You might think that adding mystery on top of mystery would be an effective way to enhance suspense in a thriller, but The Turn of the Key proves otherwise. It features a haunted house in the Scottish highlands, creepy modern surveillance technology, a narrator with secrets, malicious children, a poison garden, parents with puzzling motives, and suspicious servants who appear at unexpected intervals. Rather than harmonizing into an atmosphere of dread, the various elements work against each other. What caused all of the lights and the loud music to turn on in the dead of night? Ghosts? Technical glitch? One of the kids? The housekeeper? A "butt dial" from the mother to the smart house? The surfeit of possible explanations makes each incident less creepy.
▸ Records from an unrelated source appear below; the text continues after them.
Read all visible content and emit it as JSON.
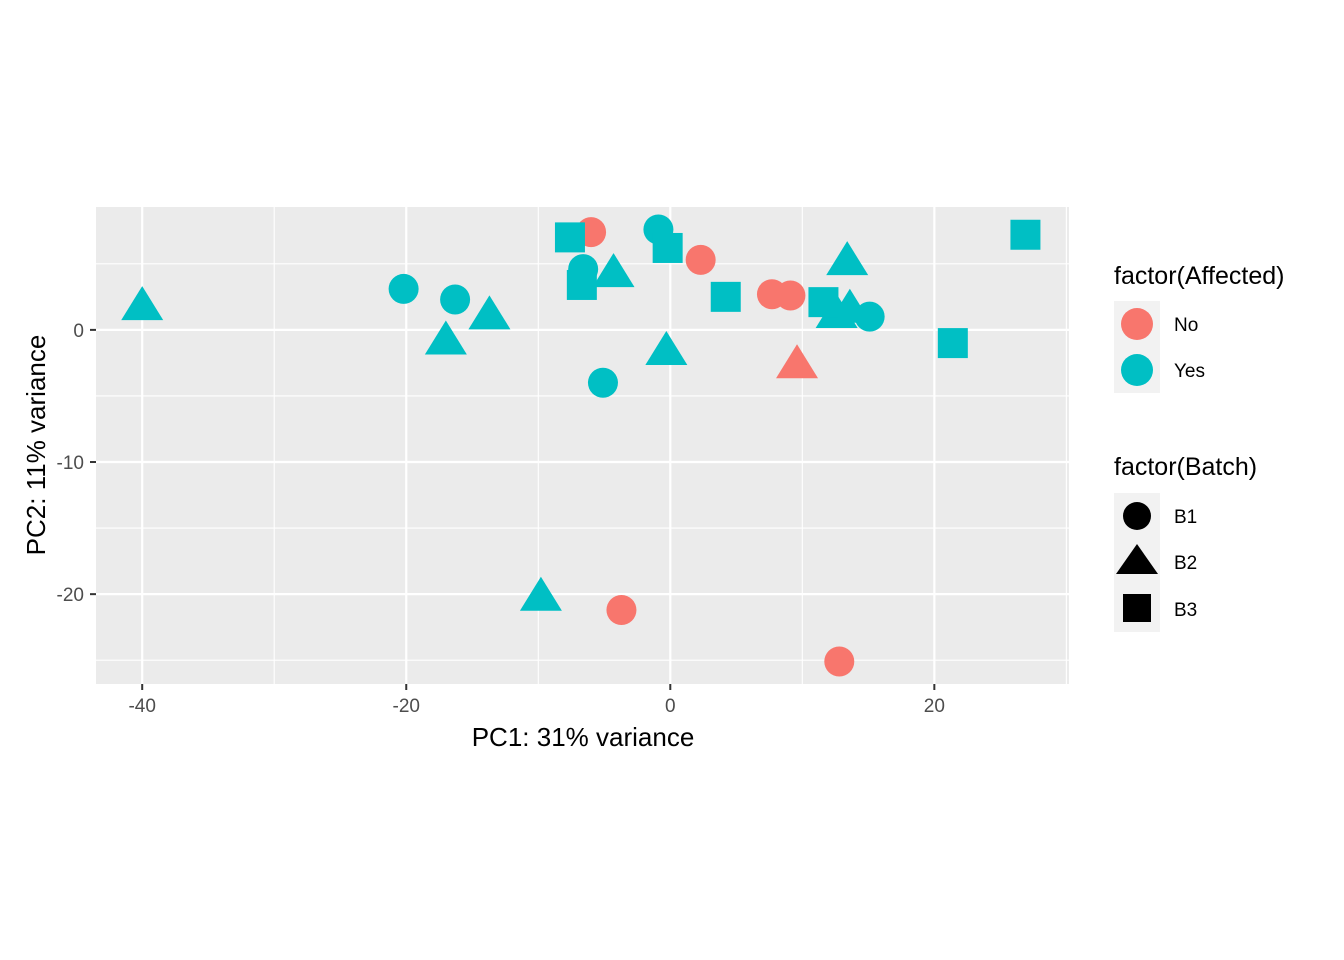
{
  "chart_data": {
    "type": "scatter",
    "xlabel": "PC1: 31% variance",
    "ylabel": "PC2: 11% variance",
    "xlim": [
      -43.5,
      30.2
    ],
    "ylim": [
      -26.8,
      9.3
    ],
    "x_ticks": [
      -40,
      -20,
      0,
      20
    ],
    "y_ticks": [
      0,
      -10,
      -20
    ],
    "grid": true,
    "legend_position": "right",
    "legends": [
      {
        "title": "factor(Affected)",
        "kind": "color",
        "entries": [
          {
            "label": "No",
            "color": "#F8766D"
          },
          {
            "label": "Yes",
            "color": "#00BFC4"
          }
        ]
      },
      {
        "title": "factor(Batch)",
        "kind": "shape",
        "entries": [
          {
            "label": "B1",
            "shape": "circle"
          },
          {
            "label": "B2",
            "shape": "triangle"
          },
          {
            "label": "B3",
            "shape": "square"
          }
        ]
      }
    ],
    "colors": {
      "No": "#F8766D",
      "Yes": "#00BFC4"
    },
    "points": [
      {
        "x": -6.0,
        "y": 7.4,
        "affected": "No",
        "batch": "B1"
      },
      {
        "x": 2.3,
        "y": 5.3,
        "affected": "No",
        "batch": "B1"
      },
      {
        "x": 7.7,
        "y": 2.7,
        "affected": "No",
        "batch": "B1"
      },
      {
        "x": 9.1,
        "y": 2.6,
        "affected": "No",
        "batch": "B1"
      },
      {
        "x": -3.7,
        "y": -21.2,
        "affected": "No",
        "batch": "B1"
      },
      {
        "x": 12.8,
        "y": -25.1,
        "affected": "No",
        "batch": "B1"
      },
      {
        "x": 9.6,
        "y": -2.6,
        "affected": "No",
        "batch": "B2"
      },
      {
        "x": -20.2,
        "y": 3.1,
        "affected": "Yes",
        "batch": "B1"
      },
      {
        "x": -16.3,
        "y": 2.3,
        "affected": "Yes",
        "batch": "B1"
      },
      {
        "x": -6.6,
        "y": 4.6,
        "affected": "Yes",
        "batch": "B1"
      },
      {
        "x": -0.9,
        "y": 7.6,
        "affected": "Yes",
        "batch": "B1"
      },
      {
        "x": -5.1,
        "y": -4.0,
        "affected": "Yes",
        "batch": "B1"
      },
      {
        "x": 15.1,
        "y": 1.0,
        "affected": "Yes",
        "batch": "B1"
      },
      {
        "x": -40.0,
        "y": 1.8,
        "affected": "Yes",
        "batch": "B2"
      },
      {
        "x": -17.0,
        "y": -0.8,
        "affected": "Yes",
        "batch": "B2"
      },
      {
        "x": -13.7,
        "y": 1.1,
        "affected": "Yes",
        "batch": "B2"
      },
      {
        "x": -4.3,
        "y": 4.3,
        "affected": "Yes",
        "batch": "B2"
      },
      {
        "x": -0.3,
        "y": -1.6,
        "affected": "Yes",
        "batch": "B2"
      },
      {
        "x": 13.4,
        "y": 5.2,
        "affected": "Yes",
        "batch": "B2"
      },
      {
        "x": 12.6,
        "y": 1.2,
        "affected": "Yes",
        "batch": "B2"
      },
      {
        "x": 13.6,
        "y": 1.6,
        "affected": "Yes",
        "batch": "B2"
      },
      {
        "x": -9.8,
        "y": -20.2,
        "affected": "Yes",
        "batch": "B2"
      },
      {
        "x": -7.6,
        "y": 7.0,
        "affected": "Yes",
        "batch": "B3"
      },
      {
        "x": -6.7,
        "y": 3.4,
        "affected": "Yes",
        "batch": "B3"
      },
      {
        "x": -0.2,
        "y": 6.2,
        "affected": "Yes",
        "batch": "B3"
      },
      {
        "x": 4.2,
        "y": 2.5,
        "affected": "Yes",
        "batch": "B3"
      },
      {
        "x": 11.6,
        "y": 2.1,
        "affected": "Yes",
        "batch": "B3"
      },
      {
        "x": 21.4,
        "y": -1.0,
        "affected": "Yes",
        "batch": "B3"
      },
      {
        "x": 26.9,
        "y": 7.2,
        "affected": "Yes",
        "batch": "B3"
      }
    ]
  }
}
One additional explanation the reader needs to consider for some discrepancies is sloppy writing. The narrator talks about how the young and handsome handyman flustered her; four paragraphs later she is "shy for no reason I could pin down." A sign of an unreliable narrator or a missing editor? There are enough examples of sloppy writing (such as Rowan not putting her top back on after washing it [p 65]) to make it a real possibility.

Friday, February 19, 2021

Phillip Lopate (editor), The Glorious American Essay ***

I was attracted to this collection of "One Hundred Essays from Colonial Times to the Present" by its scope, with essays from 1726 through 2008, and its list of authors, a mix of the well known and the forgotten, of my favorites and those I know only by reputation.
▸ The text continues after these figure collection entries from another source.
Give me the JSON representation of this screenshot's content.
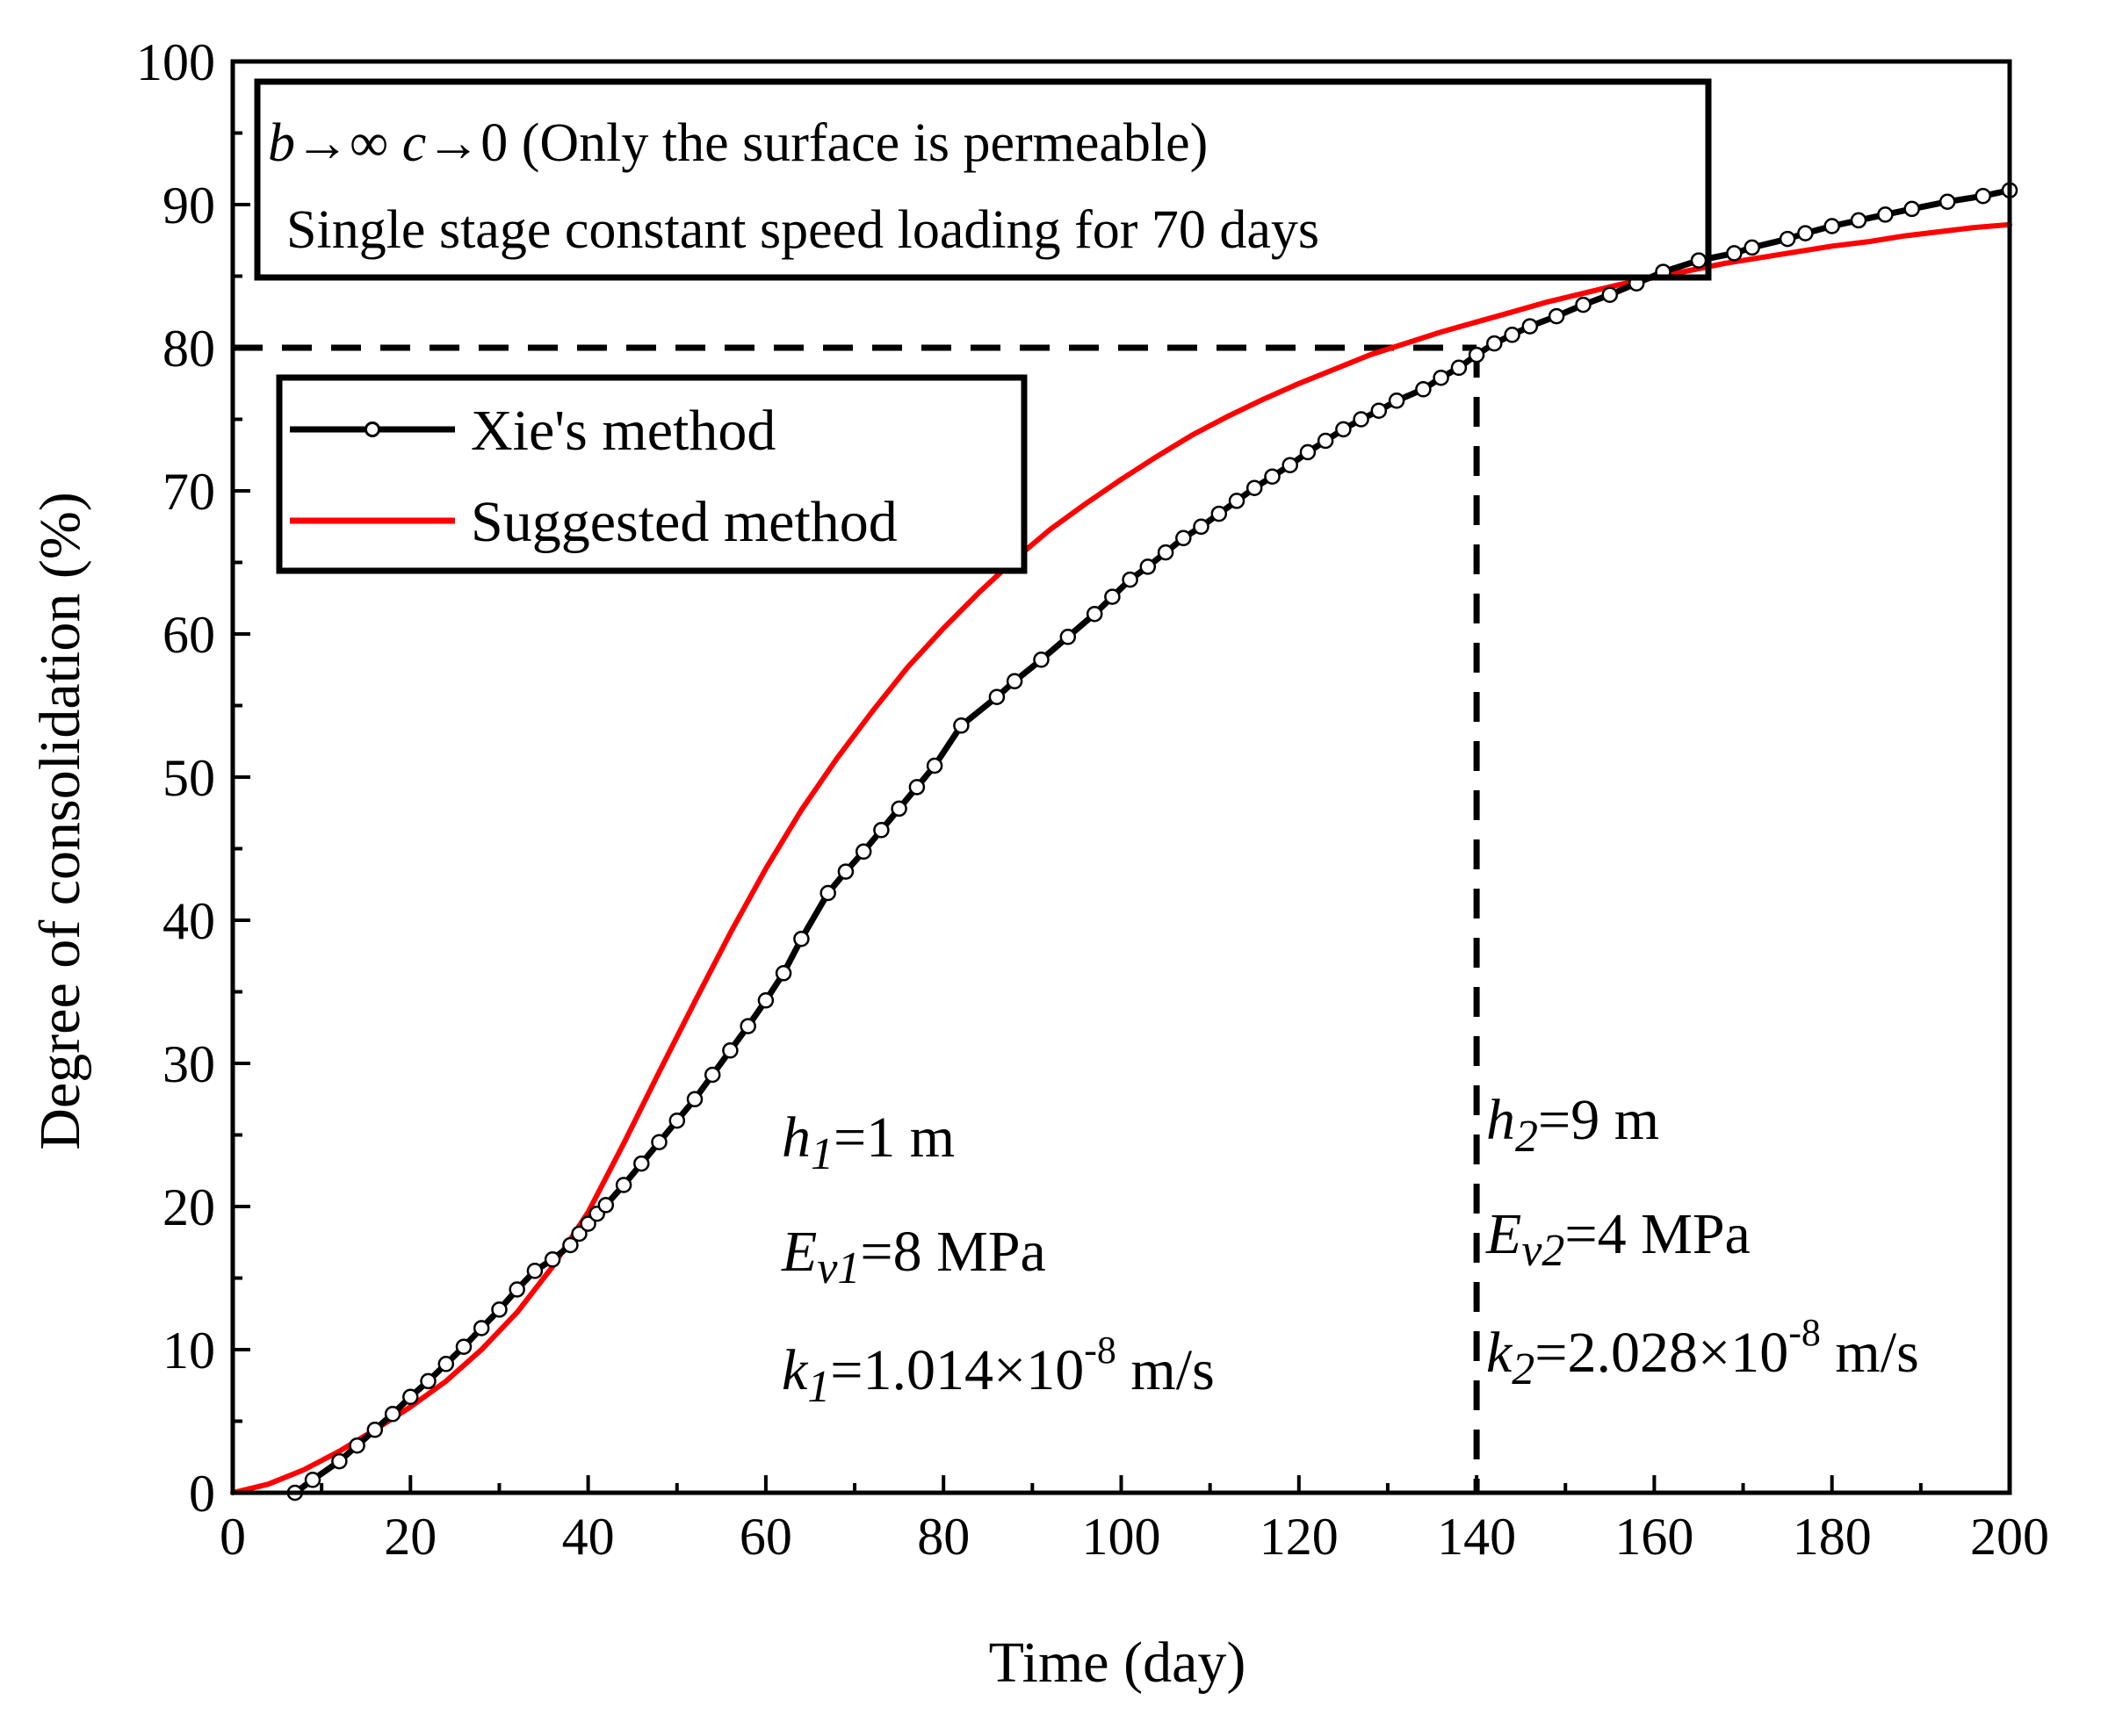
{
  "chart_data": {
    "type": "line",
    "title": "",
    "xlabel": "Time (day)",
    "ylabel": "Degree of consolidation (%)",
    "xlim": [
      0,
      200
    ],
    "ylim": [
      0,
      100
    ],
    "x_ticks": [
      0,
      20,
      40,
      60,
      80,
      100,
      120,
      140,
      160,
      180,
      200
    ],
    "y_ticks": [
      0,
      10,
      20,
      30,
      40,
      50,
      60,
      70,
      80,
      90,
      100
    ],
    "x_tick_labels": [
      "0",
      "20",
      "40",
      "60",
      "80",
      "100",
      "120",
      "140",
      "160",
      "180",
      "200"
    ],
    "y_tick_labels": [
      "0",
      "10",
      "20",
      "30",
      "40",
      "50",
      "60",
      "70",
      "80",
      "90",
      "100"
    ],
    "grid": false,
    "legend_position": "upper-left",
    "series": [
      {
        "name": "Xie's method",
        "color": "#000000",
        "marker": "open-circle",
        "x": [
          7,
          9,
          12,
          14,
          16,
          18,
          20,
          22,
          24,
          26,
          28,
          30,
          32,
          34,
          36,
          38,
          39,
          40,
          41,
          42,
          44,
          46,
          48,
          50,
          52,
          54,
          56,
          58,
          60,
          62,
          64,
          67,
          69,
          71,
          73,
          75,
          77,
          79,
          82,
          86,
          88,
          91,
          94,
          97,
          99,
          101,
          103,
          105,
          107,
          109,
          111,
          113,
          115,
          117,
          119,
          121,
          123,
          125,
          127,
          129,
          131,
          134,
          136,
          138,
          140,
          142,
          144,
          146,
          149,
          152,
          155,
          158,
          161,
          165,
          169,
          171,
          175,
          177,
          180,
          183,
          186,
          189,
          193,
          197,
          200
        ],
        "y": [
          0,
          0.9,
          2.2,
          3.3,
          4.4,
          5.5,
          6.7,
          7.8,
          9.0,
          10.2,
          11.5,
          12.8,
          14.2,
          15.5,
          16.3,
          17.3,
          18.1,
          18.8,
          19.5,
          20.1,
          21.5,
          23.0,
          24.5,
          26.0,
          27.5,
          29.2,
          30.9,
          32.6,
          34.4,
          36.3,
          38.7,
          41.9,
          43.4,
          44.8,
          46.3,
          47.8,
          49.3,
          50.8,
          53.6,
          55.6,
          56.7,
          58.2,
          59.8,
          61.4,
          62.6,
          63.8,
          64.7,
          65.7,
          66.7,
          67.5,
          68.4,
          69.3,
          70.2,
          71.0,
          71.8,
          72.7,
          73.5,
          74.3,
          75.0,
          75.6,
          76.3,
          77.1,
          77.9,
          78.6,
          79.5,
          80.3,
          80.9,
          81.5,
          82.2,
          83.0,
          83.7,
          84.5,
          85.3,
          86.1,
          86.6,
          87.0,
          87.6,
          88.0,
          88.5,
          88.9,
          89.3,
          89.7,
          90.2,
          90.6,
          91.0
        ]
      },
      {
        "name": "Suggested method",
        "color": "#ff0000",
        "marker": "none",
        "x": [
          0,
          4,
          8,
          12,
          16,
          20,
          24,
          28,
          32,
          36,
          40,
          44,
          48,
          52,
          56,
          60,
          64,
          68,
          72,
          76,
          80,
          84,
          88,
          92,
          96,
          100,
          104,
          108,
          112,
          116,
          120,
          124,
          128,
          132,
          136,
          140,
          144,
          148,
          152,
          156,
          160,
          164,
          168,
          172,
          176,
          180,
          184,
          188,
          192,
          196,
          200
        ],
        "y": [
          0,
          0.6,
          1.6,
          2.9,
          4.4,
          6.0,
          7.8,
          10.0,
          12.6,
          15.8,
          19.6,
          24.4,
          29.4,
          34.3,
          39.1,
          43.6,
          47.7,
          51.3,
          54.6,
          57.7,
          60.4,
          62.9,
          65.2,
          67.3,
          69.1,
          70.8,
          72.4,
          73.9,
          75.2,
          76.4,
          77.5,
          78.5,
          79.5,
          80.3,
          81.1,
          81.8,
          82.5,
          83.2,
          83.8,
          84.4,
          84.9,
          85.4,
          85.9,
          86.3,
          86.7,
          87.1,
          87.4,
          87.8,
          88.1,
          88.4,
          88.6
        ]
      }
    ],
    "reference_lines": {
      "horizontal_y": 80,
      "vertical_x": 140,
      "style": "dashed"
    },
    "annotations": {
      "box_line1": {
        "b": "b",
        "arrow1": "→∞ ",
        "c": "c",
        "arrow2": "→0 (Only the surface is permeable)"
      },
      "box_line2": "Single stage constant speed loading for 70 days",
      "layer1": {
        "h": "h",
        "h_sub": "1",
        "h_val": "=1 m",
        "E": "E",
        "E_sub": "v1",
        "E_val": "=8 MPa",
        "k": "k",
        "k_sub": "1",
        "k_val": "=1.014×10",
        "k_exp": "-8",
        "k_unit": " m/s"
      },
      "layer2": {
        "h": "h",
        "h_sub": "2",
        "h_val": "=9 m",
        "E": "E",
        "E_sub": "v2",
        "E_val": "=4 MPa",
        "k": "k",
        "k_sub": "2",
        "k_val": "=2.028×10",
        "k_exp": "-8",
        "k_unit": " m/s"
      }
    }
  }
}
Like nearly every essay collection, The Glorious American Essay starts with a preface defining the term. Lopate's inclusive definition ("I have taken the position of opening it to every type of beast") is the book's greatest strength and its greatest weakness. On the one hand, the collection includes sermons, (auto)biographical sketches, philosophical articles, book reviews, polemics––basically any non-fiction piece of appropriate length. On the other hand, this very eclecticism makes the anthology feel unfocused and random. Selections of historical importance such as Washington's farewell address appear alongside trifles like Edgar Allan Poe's "The Philosophy of Furniture," and Lopate's introductions are too brief to provide context. How do these selections collectively manifest the glory of the American essay?

Frankly, I would have preferred more traditional "familiar" essays, which show off the writer's style and temper of mind as they meditate on a subject the reader may not have considered before –– the kind of thing Lopate himself specializes in. (His essay "Against Joie de Vivre" is for me the epitome of the form.) Most of the pieces in this collection have strong writing, but relatively few of them show off the writer's personality or lead me to think about things in a different way. I was especially hoping to get a sense of character or style from writers I know mostly by name, such as Lewis Mumford, Adrienne Rich, Ralph Waldo Emerson, or Paul Tillich. The oldest pieces show their age by making passionate arguments on long-settled topics such as equality of the sexes and races.

I was attracted to the book by the wide time horizon and unread authors, yet my favorites turned out to be written in my lifetime by authors who have impressed me before: Wallace Stegner's "The Twilight of Self-Reliance" and Marilynne Robinson's "Puritans and Prigs." I was struck by images from various nature writers: J Hector St John de Crevecoeur hunting bees, John Muir climbing a tree in a wind storm, Loren Eiseley empathizing with the mouse burrowing into his houseplants. Herman Melville's recommendation of Mosses from an Old Manse was fervent enough for me to add Hawthorne to my reading list.

This 900-page anthology contains thought-provoking ideas and images at regular intervals, but few sustained classics. What to do with a book like this? I can imagine wanting to return to, say, Eudora Welty's description of Ida M'Toy's secondhand clothing shop or Audubon's account of the massive flocks of passenger pigeons, but how would I wade through the less engaging pages? There are too many items to copy out into a highlights document; too few to justify reading the heavy tome again. These fine ideas and images are going to fade from my experience, aren't they? That is the fate of nearly all my reading (and IRL events!) as the past gets buried under the constant press of new material.